Alguns autores consideram esse momento da economia como conseqüência da era pós-industrial, em virtude da redução de postos de trabalho na indústria. Porém, não se pode simplesmente afirmar que os empregos do setor industrial vêm caindo, sem levar em conta que muitos trabalhos da indústria, por reestruturações organizacionais, são categorizados agora no setor de serviços. Diferentemente daquilo que ocorre em outros lugares, os serviços que crescem na região metropolitana (que concentra a maior porcentagem da PEA – População Economicamente Ativa) são aqueles originários de demandas das indústrias, tais como consultoria, publicidade, direito, design e informática. A área de informática ilustra bem o quadro de mudanças que redesenha a atividade econômica. “Segundo José Aníbal, secretário de Ciência e Tecnologia de São Paulo, o estado deve receber 75% dos investimentos de empresas de informática projetados no Brasil”
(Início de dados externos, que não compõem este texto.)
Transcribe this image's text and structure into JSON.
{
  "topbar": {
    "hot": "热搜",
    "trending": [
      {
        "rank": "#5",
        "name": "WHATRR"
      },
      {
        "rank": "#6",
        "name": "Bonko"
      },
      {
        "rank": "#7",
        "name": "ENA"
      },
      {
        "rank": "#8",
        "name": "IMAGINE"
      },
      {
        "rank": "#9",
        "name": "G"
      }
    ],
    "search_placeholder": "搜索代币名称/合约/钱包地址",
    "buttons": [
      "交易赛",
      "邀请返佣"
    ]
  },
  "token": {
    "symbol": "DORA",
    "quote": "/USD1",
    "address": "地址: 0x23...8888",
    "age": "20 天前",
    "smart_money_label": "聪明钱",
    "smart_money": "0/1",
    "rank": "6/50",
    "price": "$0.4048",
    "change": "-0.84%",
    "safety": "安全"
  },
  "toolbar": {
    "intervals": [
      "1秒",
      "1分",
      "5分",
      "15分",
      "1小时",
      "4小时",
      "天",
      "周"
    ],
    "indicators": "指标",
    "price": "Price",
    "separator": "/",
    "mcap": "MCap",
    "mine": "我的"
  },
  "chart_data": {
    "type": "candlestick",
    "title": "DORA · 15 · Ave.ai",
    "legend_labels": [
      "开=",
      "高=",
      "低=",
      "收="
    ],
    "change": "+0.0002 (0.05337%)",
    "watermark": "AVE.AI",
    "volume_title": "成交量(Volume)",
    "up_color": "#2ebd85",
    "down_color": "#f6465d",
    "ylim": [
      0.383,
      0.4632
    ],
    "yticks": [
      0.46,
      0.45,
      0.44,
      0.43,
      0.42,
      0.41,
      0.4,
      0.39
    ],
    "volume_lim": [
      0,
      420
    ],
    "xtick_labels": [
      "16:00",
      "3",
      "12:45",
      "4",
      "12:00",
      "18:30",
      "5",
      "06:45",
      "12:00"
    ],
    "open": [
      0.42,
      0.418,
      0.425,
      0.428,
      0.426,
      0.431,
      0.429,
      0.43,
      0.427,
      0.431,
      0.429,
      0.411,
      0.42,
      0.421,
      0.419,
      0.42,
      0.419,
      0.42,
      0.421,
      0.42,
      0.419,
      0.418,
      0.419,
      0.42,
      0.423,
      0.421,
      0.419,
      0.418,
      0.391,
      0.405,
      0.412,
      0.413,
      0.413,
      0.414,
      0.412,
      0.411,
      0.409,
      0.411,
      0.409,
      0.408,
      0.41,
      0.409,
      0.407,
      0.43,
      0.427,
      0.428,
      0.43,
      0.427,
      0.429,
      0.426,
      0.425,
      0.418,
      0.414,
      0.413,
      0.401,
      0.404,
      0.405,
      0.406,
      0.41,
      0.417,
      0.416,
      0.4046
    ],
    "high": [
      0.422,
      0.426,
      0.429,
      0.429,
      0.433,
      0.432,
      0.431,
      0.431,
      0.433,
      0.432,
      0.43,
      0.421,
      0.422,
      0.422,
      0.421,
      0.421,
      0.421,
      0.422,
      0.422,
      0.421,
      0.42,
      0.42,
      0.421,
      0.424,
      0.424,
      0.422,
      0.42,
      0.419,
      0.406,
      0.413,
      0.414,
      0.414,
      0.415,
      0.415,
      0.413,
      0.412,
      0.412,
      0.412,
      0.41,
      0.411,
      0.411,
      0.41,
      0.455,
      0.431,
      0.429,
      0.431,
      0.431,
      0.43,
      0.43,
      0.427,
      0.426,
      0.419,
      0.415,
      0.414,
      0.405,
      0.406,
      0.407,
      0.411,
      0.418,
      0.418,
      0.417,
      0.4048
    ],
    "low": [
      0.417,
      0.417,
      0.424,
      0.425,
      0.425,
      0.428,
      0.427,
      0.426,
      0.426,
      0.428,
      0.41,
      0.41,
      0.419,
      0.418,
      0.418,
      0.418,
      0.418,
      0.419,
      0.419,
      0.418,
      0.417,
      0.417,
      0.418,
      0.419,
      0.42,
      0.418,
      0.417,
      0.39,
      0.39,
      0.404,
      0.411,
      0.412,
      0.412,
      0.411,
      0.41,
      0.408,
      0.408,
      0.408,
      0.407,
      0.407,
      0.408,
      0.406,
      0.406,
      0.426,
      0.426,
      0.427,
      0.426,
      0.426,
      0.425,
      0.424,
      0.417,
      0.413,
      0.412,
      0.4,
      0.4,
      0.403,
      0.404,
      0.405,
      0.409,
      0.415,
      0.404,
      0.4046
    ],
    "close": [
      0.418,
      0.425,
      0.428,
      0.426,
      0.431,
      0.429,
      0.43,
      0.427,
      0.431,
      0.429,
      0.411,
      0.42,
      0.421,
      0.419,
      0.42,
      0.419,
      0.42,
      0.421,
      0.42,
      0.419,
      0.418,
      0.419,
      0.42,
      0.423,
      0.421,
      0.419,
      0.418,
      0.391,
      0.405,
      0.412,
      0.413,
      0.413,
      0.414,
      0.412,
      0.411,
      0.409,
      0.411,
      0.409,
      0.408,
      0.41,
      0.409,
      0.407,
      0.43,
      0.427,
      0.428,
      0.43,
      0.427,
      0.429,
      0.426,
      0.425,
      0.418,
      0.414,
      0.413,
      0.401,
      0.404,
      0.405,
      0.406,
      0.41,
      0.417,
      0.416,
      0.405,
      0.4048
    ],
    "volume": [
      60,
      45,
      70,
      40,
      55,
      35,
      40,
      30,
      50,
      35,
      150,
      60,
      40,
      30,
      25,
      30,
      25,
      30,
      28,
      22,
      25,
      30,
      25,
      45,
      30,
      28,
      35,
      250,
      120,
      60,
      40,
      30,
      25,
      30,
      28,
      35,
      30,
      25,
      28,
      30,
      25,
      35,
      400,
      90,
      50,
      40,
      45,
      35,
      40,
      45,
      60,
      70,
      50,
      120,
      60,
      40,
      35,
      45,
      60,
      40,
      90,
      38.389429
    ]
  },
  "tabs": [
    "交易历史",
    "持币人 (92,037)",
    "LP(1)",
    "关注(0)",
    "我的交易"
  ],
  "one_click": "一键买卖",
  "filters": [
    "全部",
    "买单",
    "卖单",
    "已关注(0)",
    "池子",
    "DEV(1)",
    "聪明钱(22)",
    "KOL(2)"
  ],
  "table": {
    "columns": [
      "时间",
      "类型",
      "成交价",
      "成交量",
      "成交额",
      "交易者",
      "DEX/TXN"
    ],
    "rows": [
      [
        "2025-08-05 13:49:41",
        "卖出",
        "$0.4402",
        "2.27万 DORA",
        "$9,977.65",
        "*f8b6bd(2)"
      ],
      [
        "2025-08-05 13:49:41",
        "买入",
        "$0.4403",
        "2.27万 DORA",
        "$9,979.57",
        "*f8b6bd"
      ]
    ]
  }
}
Para Castells, “o que é mais distintivo em termos históricos entre as estruturas econômicas da primeira e da segunda metade do século XX é a revolução nas tecnologias da informação e sua difusão em todas as esferas de atividade social e econômica, incluindo sua contribuição no fornecimento da infra-estrutura para a formação de uma economia global.” Por essa razão, aquele autor prefere chamar o período em foco de informacional.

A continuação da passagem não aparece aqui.